Related documentation

JAR signing 
JDK documentation
JAR validation 
JDK documentation
Cryptographic Message Syntax is a brief intro with links

Data formats

The data formats are described in depth in the JDK documentation. There are three basic formats being dealt with:

  • Zip archives
  • An HTTP header like format for archive manifests and signatures
  • PKCS#7 detached signature in DER format


Signing clients

signing-clients is just a simple library for generating, parsing, and formatting the manifest and signature file formats.


The actual signing service.
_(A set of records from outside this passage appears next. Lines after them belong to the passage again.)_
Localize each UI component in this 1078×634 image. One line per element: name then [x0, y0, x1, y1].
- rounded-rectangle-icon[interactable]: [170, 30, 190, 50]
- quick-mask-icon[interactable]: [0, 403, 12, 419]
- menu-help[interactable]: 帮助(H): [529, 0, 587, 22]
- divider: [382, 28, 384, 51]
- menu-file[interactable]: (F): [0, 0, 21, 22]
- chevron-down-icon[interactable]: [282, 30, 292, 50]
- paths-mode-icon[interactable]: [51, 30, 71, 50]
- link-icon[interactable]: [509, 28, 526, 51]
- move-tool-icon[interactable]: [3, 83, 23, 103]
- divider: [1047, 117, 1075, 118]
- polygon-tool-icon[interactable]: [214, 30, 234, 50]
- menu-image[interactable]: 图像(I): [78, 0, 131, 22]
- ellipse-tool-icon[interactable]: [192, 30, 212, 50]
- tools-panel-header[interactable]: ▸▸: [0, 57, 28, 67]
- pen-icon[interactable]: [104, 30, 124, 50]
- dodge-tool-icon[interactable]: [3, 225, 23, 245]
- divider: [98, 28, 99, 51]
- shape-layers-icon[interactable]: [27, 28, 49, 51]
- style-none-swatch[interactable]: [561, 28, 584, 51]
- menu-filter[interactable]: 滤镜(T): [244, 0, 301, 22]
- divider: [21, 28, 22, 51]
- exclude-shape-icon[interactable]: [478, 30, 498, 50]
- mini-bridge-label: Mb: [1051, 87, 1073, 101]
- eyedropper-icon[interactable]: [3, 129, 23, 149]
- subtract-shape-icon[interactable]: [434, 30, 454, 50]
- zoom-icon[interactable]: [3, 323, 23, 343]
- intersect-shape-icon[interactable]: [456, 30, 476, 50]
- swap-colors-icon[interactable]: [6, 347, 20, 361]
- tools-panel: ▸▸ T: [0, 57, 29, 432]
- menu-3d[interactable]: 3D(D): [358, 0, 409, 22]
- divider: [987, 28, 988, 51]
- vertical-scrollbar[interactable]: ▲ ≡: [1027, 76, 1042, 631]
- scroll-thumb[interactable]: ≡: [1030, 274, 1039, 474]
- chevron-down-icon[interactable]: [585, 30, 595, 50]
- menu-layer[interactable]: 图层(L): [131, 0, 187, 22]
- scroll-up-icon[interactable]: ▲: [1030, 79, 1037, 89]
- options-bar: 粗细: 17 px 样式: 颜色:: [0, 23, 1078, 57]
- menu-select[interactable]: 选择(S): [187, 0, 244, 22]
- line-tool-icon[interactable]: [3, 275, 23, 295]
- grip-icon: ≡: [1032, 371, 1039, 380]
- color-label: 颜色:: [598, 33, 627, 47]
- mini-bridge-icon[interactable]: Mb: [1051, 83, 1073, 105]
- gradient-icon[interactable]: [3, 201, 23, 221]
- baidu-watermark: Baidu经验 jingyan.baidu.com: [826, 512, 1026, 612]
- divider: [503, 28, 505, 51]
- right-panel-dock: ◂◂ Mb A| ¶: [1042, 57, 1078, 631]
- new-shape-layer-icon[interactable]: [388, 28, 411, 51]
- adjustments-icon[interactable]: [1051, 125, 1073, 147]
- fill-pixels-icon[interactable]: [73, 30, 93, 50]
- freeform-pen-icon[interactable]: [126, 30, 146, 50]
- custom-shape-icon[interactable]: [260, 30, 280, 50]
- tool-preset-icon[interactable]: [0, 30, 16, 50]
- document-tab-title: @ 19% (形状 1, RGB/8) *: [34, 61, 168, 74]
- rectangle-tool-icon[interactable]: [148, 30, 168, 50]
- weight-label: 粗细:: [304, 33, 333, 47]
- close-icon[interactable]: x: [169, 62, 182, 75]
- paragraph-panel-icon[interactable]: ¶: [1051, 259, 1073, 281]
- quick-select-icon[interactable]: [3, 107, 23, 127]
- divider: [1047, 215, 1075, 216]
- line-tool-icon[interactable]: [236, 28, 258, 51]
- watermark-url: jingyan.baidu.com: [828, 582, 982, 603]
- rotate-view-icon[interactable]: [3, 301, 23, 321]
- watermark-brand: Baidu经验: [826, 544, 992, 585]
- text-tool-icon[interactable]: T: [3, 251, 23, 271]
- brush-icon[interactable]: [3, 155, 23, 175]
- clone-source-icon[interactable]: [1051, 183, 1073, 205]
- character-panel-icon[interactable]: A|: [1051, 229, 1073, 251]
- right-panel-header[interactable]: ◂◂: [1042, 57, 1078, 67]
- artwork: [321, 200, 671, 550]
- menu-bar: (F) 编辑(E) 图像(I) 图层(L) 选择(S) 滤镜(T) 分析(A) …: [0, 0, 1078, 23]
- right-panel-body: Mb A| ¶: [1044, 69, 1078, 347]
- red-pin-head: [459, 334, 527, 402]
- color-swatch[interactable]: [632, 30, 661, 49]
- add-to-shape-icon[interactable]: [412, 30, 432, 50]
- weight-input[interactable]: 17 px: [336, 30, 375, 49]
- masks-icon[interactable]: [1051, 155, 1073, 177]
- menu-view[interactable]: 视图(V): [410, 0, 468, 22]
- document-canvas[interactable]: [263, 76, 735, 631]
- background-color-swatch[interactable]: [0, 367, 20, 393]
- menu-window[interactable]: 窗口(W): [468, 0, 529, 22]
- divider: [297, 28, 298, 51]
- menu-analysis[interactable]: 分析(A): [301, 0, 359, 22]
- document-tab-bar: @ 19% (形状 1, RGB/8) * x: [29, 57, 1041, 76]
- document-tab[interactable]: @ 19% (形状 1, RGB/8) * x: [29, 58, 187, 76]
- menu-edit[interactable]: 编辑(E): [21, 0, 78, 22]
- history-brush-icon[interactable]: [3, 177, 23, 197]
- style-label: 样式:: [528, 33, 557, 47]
This is the same code base as the receipt signing service but runs in a separate process space to provide a degree of separation between app signing, receipt signing, and addon signing credentials.

Zamboni, packaged app handling specifically

Zamboni is responsible for receiving and storing an uploaded application archive, generating manifest and signature files for it via the signing-clients library, requesting a signature from the trunion signing service, and creating a new signed application archive containing the additional three files.


POST http
//<endpoint-url>/sign_addon OR http://<endpoint-url>/sign/addon :
  • This takes two arguments:
    • the archive's signature file as multipart/form-data as an input with the name "file" with a filename included.
    • the app id for this XPI at this version.
  • It then returns a PKCS#7 detached signature of the uploaded content in a JSON object with a single key and value pair. The key is the uploaded content's specified filename with its extension(".sf") replaced with ".rsa". The value is a base64 encoded representation of the PKCS#7 data.

Example request

POST /1.0/sign_addon HTTP/1.1
Host: localhost:5000
Content-Length: 306
Content-Type: multipart/form-data; boundary=df8e3fdaf425408e956aff8ca19d0263
Accept-Encoding: gzip, deflate, compress
Accept: */*
User-Agent: python-requests/0.14.2 CPython/2.7.1 Darwin/11.4.2

Content-Disposition: form-data; name="id"
Content-Type: text/plain
Content-Disposition: form-data; name="file"; filename="zigbert.sf"
Content-Type: application/octet-stream

Signature-Version: 1.0
MD5-Digest-Manifest: PTUbaADVign9DDK3ntq9ww==
SHA1-Digest-Manifest: FkVPRYqW9UT8kcbm8VS08TIWsH4=


Example response

Response body truncated for brevity.

HTTP/1.0 200 OK
Server: PasteWSGIServer/0.5 Python/2.6.8
Date: Wed, 01 Oct 2014 20:43:05 GMT
Content-Type: application/json; charset=UTF-8
Content-Length: 3607

{"zigbert.rsa": "MIIKfQYJKoZIhvcNAQcCoIIKbjCCCmoCAQExCzAJBgUrDgMCGgUAMAsGCSq...=="}

HTTP response codes

200 OK 
The request was processed successfully and the server is returning a PKCS#7 signature
400 Bad request 
The request body was incorrectly formatted
401 Unauthorized 
The authentication credentials are invalid. At the moment authorization consists of a simple whitelist of IPs. In the future this may be used to indicate a BrowserID or other authentication mechanism has failed or the credentials are not authorized to use the service.
409 Conflict 
A certificate has already been generated for the app id provided
503 Service Unavailable 
Indicates that the server(s) are undergoing maintenance.